History has already shown he can succeed there.
Graham Stoneburner – this guy has what it takes to be successful as a major league bullpen arm. He has a fastball at 95-96 MPH and a nasty slider which generates lots of swings and misses.
Here is my report on him from one of his Charleston starts.
He walks relatively few hitters, allows few hits and has one of the best WHIPs in the entire minors. He has also struck out exactly a batter per inning so far in 2010.
He was promoted so far this year from Low A Charleston to High A Tampa and likely will stay in steamy Florida State League all season.
It is only Single A baseball, but Stoneburner continues to impress the Yankee brass with his stuff and mound presence.
If he does not consistently generate a third pitch, like his improving change up, Stoneburner could make his major league debut in the bullpen as soon as next season.
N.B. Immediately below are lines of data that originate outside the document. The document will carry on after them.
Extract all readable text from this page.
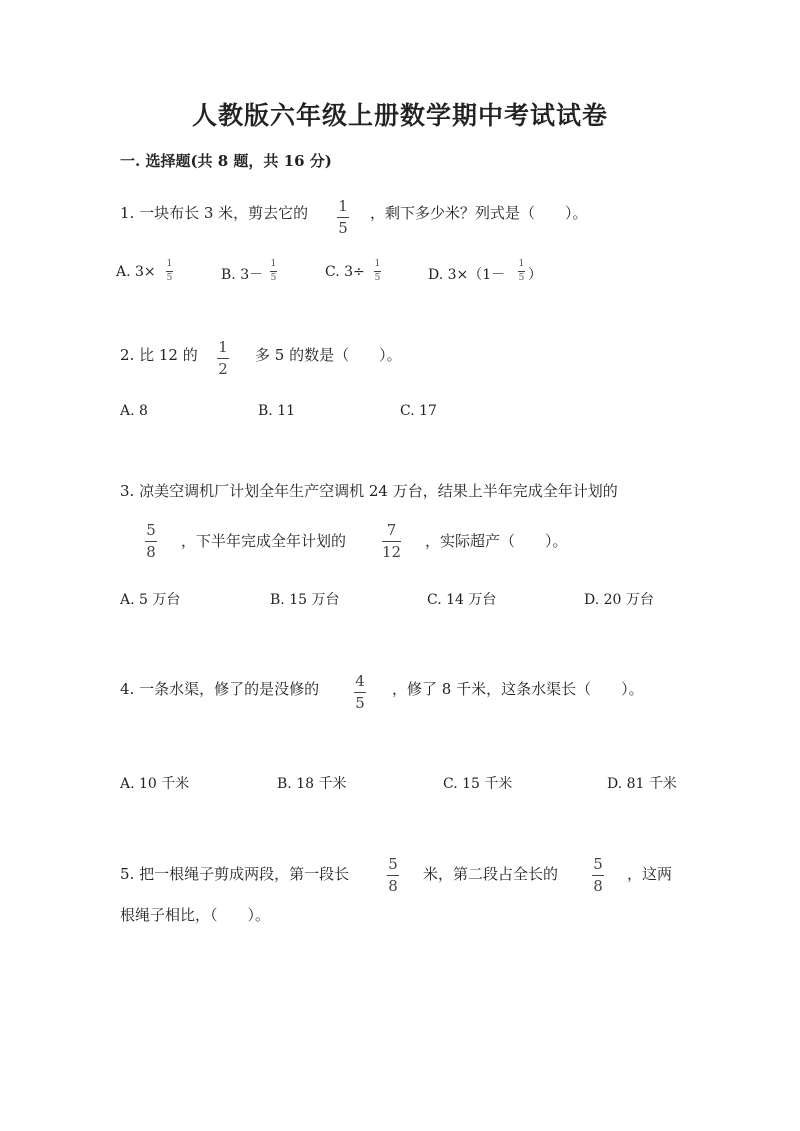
人教版六年级上册数学期中考试试卷
一. 选择题(共 8 题，共 16 分)
1. 一块布长 3 米，剪去它的 1
5
，剩下多少米？列式是（　　）。
A. 3× 1
5	B. 3－
1
5	C. 3÷ 1
5	D. 3×（1－
1
5 ）
2. 比 12 的 1
2
多 5 的数是（　　）。
A. 8	B. 11	C. 17
3. 凉美空调机厂计划全年生产空调机 24 万台，结果上半年完成全年计划的
5
8
，下半年完成全年计划的
7
12
，实际超产（　　）。
A. 5 万台	B. 15 万台	C. 14 万台	D. 20 万台
4. 一条水渠，修了的是没修的 4
5
，修了 8 千米，这条水渠长（　　）。
A. 10 千米	B. 18 千米	C. 15 千米	D. 81 千米
5. 把一根绳子剪成两段，第一段长
5
8
米，第二段占全长的
5
8
，这两
根绳子相比，（　　）。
Tim Norton – a real long shot as this 27-year-old has spent most of his career on various disabled lists, including missing the entire 2008 season with a shoulder injury requiring surgery.
But I have liked his pitching style since seeing him in short season Staten Island in 2006.
But when he recently returned this season, he was nothing short of dominant, striking out well more than one per inning and having a WHIP well below 1.000. Norton has scrapped his splitter, which I have always said harms shoulders more than any other pitching factor.
But Norton, who has a serious nasty pitching mentality to dominate, is hurt again and on the Double A Trenton disabled list.